Not only could an AMOLED screen have made the iPhone more dazzling, but it also could have made the phone thinner. Most, however, will be pleased with the iPhone's (lack of) thickness.
On the plus side, the iPhone's earpiece speaker and speakerphone are louder. Phone calls, even in a noisy Starbucks, were easier to hear. In testing the speakerphone, I was pleased to discover that you no longer have to set the volume all the way up to hear the call. It is quite audible at a more modest volume. What's more, calls are not just louder, but clearer.
Yes, the iPhone 3GS is a better phone than previous models. In fact, I used a number of different phones over the weekend, including the BlackBerry Storm, Nokia N97, and Nokia E75, and the iPhone was better than all of them with respect to phone call clarity.
Signal availability and strength appeared to be on par with previous models of the iPhone.

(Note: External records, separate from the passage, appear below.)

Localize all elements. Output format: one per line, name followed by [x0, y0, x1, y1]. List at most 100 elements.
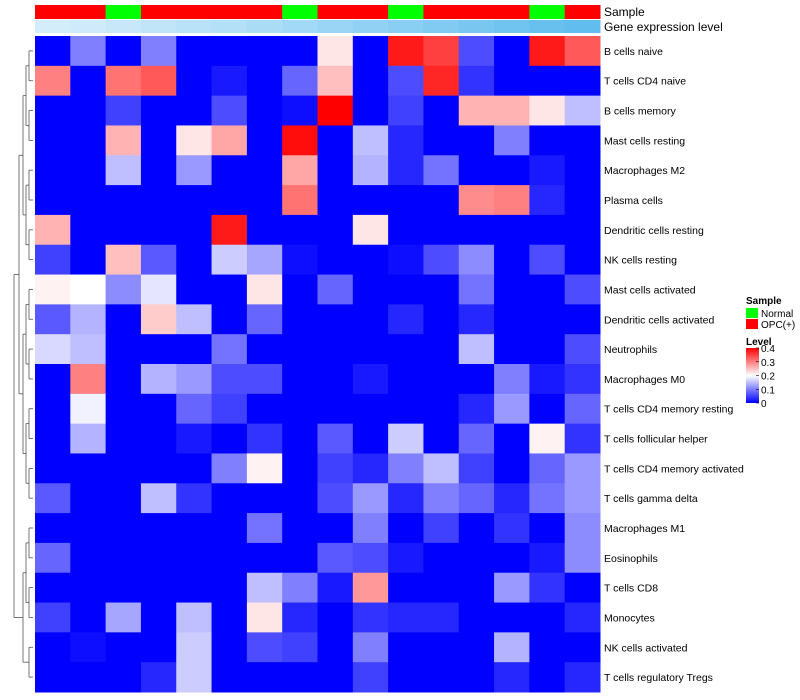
- heatmap-cell: [211, 483, 248, 514]
- heatmap-cell: [352, 185, 389, 216]
- heatmap-cell: [70, 155, 107, 186]
- heatmap-cell: [282, 244, 318, 276]
- heatmap-cell: [176, 125, 213, 156]
- heatmap-cell: [105, 453, 142, 484]
- heatmap-cell: [105, 95, 142, 126]
- heatmap-cell: [352, 36, 389, 67]
- heatmap-cell: [388, 65, 424, 97]
- heatmap-cell: [211, 393, 248, 425]
- heatmap-cell: [352, 632, 389, 663]
- heatmap-cell: [35, 65, 71, 97]
- heatmap-cell: [352, 662, 389, 693]
- heatmap-cell: [529, 155, 566, 186]
- heatmap-cell: [352, 513, 389, 544]
- heatmap-cell: [458, 36, 495, 67]
- heatmap-cell: [529, 334, 566, 365]
- heatmap-cell: [352, 155, 389, 186]
- heatmap-cell: [176, 214, 213, 246]
- legend-tick-label: 0.2: [761, 372, 775, 383]
- heatmap-cell: [423, 334, 460, 365]
- heatmap-cell: [564, 423, 601, 454]
- expression-annotation-cell: [529, 20, 566, 33]
- heatmap-cell: [282, 274, 318, 305]
- row-label: T cells gamma delta: [604, 493, 698, 505]
- heatmap-cell: [140, 95, 177, 126]
- sample-annotation-cell: [70, 5, 107, 19]
- heatmap-cell: [282, 393, 318, 425]
- heatmap-cell: [140, 125, 177, 156]
- heatmap-cell: [70, 334, 107, 365]
- heatmap-cell: [140, 36, 177, 67]
- expression-annotation-cell: [140, 20, 177, 33]
- heatmap-cell: [564, 304, 601, 335]
- sample-annotation-cell: [388, 5, 424, 19]
- heatmap-cell: [529, 274, 566, 305]
- heatmap-cell: [35, 334, 71, 365]
- heatmap-cell: [564, 36, 601, 67]
- heatmap-cell: [140, 274, 177, 305]
- heatmap-cell: [140, 155, 177, 186]
- heatmap-cell: [105, 334, 142, 365]
- heatmap-cell: [35, 513, 71, 544]
- heatmap-cell: [388, 334, 424, 365]
- heatmap-cell: [529, 453, 566, 484]
- heatmap-cell: [282, 65, 318, 97]
- heatmap-cell: [35, 364, 71, 395]
- heatmap-cell: [423, 542, 460, 574]
- heatmap-cell: [35, 393, 71, 425]
- heatmap-cell: [564, 214, 601, 246]
- heatmap-cell: [246, 185, 283, 216]
- heatmap-cell: [458, 602, 495, 633]
- heatmap-cell: [211, 334, 248, 365]
- expression-annotation-cell: [352, 20, 389, 33]
- heatmap-cell: [246, 334, 283, 365]
- heatmap-cell: [317, 274, 354, 305]
- heatmap-cell: [105, 483, 142, 514]
- heatmap-cell: [352, 304, 389, 335]
- row-label: T cells CD4 naive: [604, 76, 686, 88]
- heatmap-cell: [458, 214, 495, 246]
- legend-tick-label: 0: [761, 399, 767, 410]
- heatmap-cell: [317, 632, 354, 663]
- heatmap-cell: [564, 393, 601, 425]
- heatmap-cell: [317, 662, 354, 693]
- heatmap-cell: [458, 334, 495, 365]
- row-label: Neutrophils: [604, 344, 657, 356]
- heatmap-cell: [105, 36, 142, 67]
- heatmap-cell: [423, 364, 460, 395]
- expression-annotation-cell: [458, 20, 495, 33]
- heatmap-cell: [388, 542, 424, 574]
- heatmap-cell: [35, 483, 71, 514]
- heatmap-cell: [176, 542, 213, 574]
- heatmap-cell: [211, 572, 248, 604]
- heatmap-cell: [282, 632, 318, 663]
- expression-annotation-bar: [35, 20, 601, 33]
- heatmap-cell: [423, 423, 460, 454]
- heatmap-cell: [211, 125, 248, 156]
- heatmap-cell: [494, 572, 530, 604]
- heatmap-cell: [105, 65, 142, 97]
- heatmap-cell: [529, 662, 566, 693]
- heatmap-cell: [246, 274, 283, 305]
- heatmap-cell: [458, 662, 495, 693]
- heatmap-cell: [70, 423, 107, 454]
- heatmap-cell: [35, 423, 71, 454]
- heatmap-cell: [494, 244, 530, 276]
- heatmap-cell: [35, 632, 71, 663]
- legend-sample-title: Sample: [746, 296, 782, 307]
- heatmap-cell: [282, 483, 318, 514]
- heatmap-cell: [105, 274, 142, 305]
- heatmap-cell: [494, 393, 530, 425]
- heatmap-cell: [317, 36, 354, 67]
- heatmap-cell: [282, 423, 318, 454]
- heatmap-cell: [176, 244, 213, 276]
- heatmap-cell: [140, 602, 177, 633]
- heatmap-cell: [246, 602, 283, 633]
- heatmap-cell: [211, 304, 248, 335]
- heatmap-cell: [211, 95, 248, 126]
- heatmap-cell: [70, 393, 107, 425]
- heatmap-cell: [246, 572, 283, 604]
- sample-annotation-cell: [423, 5, 460, 19]
- heatmap-cell: [564, 334, 601, 365]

The iPhone 3GS is no doubt the best version of the iPhone yet. Does it present a revolutionary leap compared to the previous models? Not really, but it offers enough to make it an enticing pick.
What's important to note is that the iPhone 3GS is hitting the market amidst intense competition. Since the launch of the original iPhone, nearly every other cell phone maker has debuted a touch-based device that includes user-interface improvements. Just this month, Palm released its comeback device, the Pre, and Nokia has made its 2009 flagship device, the N97, available around the world.
On a feature-for-feature basis, the iPhone 3GS now matches nearly all the closest competing models. Where it excels is its tight integration with iTunes, some Google services, the App Store, and the (still) easy-to-use operating system.
Are the new features enough to convince the iPhone faithful to upgrade as well as create new converts? Opening weekend sales over one million units appear to suggest that they are.